Option S allows to weight matrices (or trees) by the inverse of the taxon number, or by the inverse of the square of the taxon number. This weight is multiplied by the previous confidence value. This option can be used to compensate for the (too) low influence of matrices (or trees) with few taxa.
M Analyse multiple collections?
Option M allows to treat multiple collections of matrices (or trees) given one after the other in the input file.
0 Output format (Phylip, T-rex)?
Just a few programs are able to build trees from incomplete distance matrices: FITCH (Felsenstein, 1997) from PHYLIP package, are T-REX (Makarenkov, 2001), and all PhyD* algorithms. FITCH requires the subreplicate (Phylip) format. PhyD* also uses a Phylip format, but subreplicates are not mandatory as missing entries are written as -99.0. T-REX format is special: missing entries are indicated by -99.0, and the taxa are implicitely numbered and their names are removed. SDM then outputs an extra file called taxa
With complete matrices a number of other programs can be used, e.g. FastME (Desper and Gascuel, 2002) that uses the Phylip square format (without subreplicates).
This option allows to select Phylip (standard) format, or T-REX format.
1 Output supermatrix in subreplicate format?

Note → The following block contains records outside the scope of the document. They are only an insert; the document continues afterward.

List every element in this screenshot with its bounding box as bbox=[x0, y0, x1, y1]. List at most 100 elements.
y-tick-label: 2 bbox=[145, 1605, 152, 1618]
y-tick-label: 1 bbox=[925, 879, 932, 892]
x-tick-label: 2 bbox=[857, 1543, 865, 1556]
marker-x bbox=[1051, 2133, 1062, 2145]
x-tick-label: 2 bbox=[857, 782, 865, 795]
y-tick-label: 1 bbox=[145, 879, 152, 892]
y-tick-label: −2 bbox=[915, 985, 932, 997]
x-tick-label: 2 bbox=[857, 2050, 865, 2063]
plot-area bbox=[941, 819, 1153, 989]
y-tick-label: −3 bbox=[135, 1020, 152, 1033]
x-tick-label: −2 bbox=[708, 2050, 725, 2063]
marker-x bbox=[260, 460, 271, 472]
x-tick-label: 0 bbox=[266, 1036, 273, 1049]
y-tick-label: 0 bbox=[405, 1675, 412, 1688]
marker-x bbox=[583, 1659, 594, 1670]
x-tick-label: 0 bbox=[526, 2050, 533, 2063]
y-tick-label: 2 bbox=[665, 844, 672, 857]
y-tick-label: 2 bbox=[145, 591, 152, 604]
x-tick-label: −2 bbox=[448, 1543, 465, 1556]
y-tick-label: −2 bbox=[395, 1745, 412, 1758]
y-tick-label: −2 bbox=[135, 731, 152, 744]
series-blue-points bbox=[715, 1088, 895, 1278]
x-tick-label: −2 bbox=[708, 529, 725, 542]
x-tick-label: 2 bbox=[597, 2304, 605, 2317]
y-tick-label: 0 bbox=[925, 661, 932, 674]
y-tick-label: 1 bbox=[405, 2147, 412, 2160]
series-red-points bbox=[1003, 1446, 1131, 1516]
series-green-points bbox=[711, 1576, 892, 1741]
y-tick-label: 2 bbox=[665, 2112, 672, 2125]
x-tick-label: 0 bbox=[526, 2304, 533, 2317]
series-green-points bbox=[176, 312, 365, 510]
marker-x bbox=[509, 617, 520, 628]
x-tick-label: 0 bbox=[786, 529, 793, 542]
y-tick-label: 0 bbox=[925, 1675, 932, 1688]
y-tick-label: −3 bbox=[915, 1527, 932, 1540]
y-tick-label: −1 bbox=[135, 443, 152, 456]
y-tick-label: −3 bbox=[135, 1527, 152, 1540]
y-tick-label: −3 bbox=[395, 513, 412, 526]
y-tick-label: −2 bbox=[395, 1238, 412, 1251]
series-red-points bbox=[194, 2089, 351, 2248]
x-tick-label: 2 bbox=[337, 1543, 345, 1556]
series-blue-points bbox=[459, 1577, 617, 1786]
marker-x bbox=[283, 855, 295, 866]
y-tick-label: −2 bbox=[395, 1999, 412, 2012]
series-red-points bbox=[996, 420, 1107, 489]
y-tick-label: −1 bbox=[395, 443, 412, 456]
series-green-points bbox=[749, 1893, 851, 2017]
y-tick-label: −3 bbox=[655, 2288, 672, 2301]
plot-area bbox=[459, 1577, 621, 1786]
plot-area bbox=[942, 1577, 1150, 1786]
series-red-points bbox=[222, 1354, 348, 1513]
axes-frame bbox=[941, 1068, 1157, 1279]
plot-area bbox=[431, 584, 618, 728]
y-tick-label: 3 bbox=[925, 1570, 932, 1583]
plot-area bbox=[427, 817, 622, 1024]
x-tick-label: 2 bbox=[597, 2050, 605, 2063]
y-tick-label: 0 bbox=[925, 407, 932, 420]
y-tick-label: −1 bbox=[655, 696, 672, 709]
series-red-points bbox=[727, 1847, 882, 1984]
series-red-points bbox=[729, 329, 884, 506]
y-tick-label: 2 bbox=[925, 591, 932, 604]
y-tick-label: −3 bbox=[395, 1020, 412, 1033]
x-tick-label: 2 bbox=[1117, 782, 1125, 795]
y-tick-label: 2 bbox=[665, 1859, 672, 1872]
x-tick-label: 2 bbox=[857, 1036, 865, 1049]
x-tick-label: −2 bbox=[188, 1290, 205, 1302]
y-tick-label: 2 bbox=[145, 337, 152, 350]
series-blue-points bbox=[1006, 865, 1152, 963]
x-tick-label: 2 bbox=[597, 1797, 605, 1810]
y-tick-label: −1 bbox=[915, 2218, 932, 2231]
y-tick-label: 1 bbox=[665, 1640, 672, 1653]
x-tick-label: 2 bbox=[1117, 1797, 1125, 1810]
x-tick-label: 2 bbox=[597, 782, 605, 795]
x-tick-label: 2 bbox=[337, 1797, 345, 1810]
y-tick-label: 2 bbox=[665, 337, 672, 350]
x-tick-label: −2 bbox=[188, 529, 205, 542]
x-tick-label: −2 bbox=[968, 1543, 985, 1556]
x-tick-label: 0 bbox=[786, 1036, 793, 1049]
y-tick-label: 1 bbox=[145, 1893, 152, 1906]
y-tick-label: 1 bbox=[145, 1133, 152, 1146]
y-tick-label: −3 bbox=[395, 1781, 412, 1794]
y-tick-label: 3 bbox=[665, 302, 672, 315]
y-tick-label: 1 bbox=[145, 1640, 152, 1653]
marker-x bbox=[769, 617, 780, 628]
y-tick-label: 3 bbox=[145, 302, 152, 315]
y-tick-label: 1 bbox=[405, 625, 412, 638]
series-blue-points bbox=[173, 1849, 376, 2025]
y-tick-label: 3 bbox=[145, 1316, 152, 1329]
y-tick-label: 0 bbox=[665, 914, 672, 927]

Option 1 provides the output file in PHYLIP subreplicate format. This format associates a weigth of 0 to missing entries and a weigth of 1 to the existing entries. This is the format required by FITCH to deal with incomplete distance matrices.
2 Output supermatrix (Lower-triangular, Square)?
Option 2 defines the output format: lower-triangular or square.
3 Write out rates onto file?
Option 3 writes the list of gene rates (the (1/α_p) values) as estimated by SDM (or SDM*) in file sdm_rates.
4 Write out deformed matrices onto file?
Option 4 writes the deformed source matrices in sdm_deformed_matrices file.
5 Write out variances onto file?
Option 5 computes and writes the variance of each entry inside the supermatrix of distance in sdm_output_variance file. This variance matrix will be useful when running MVR*.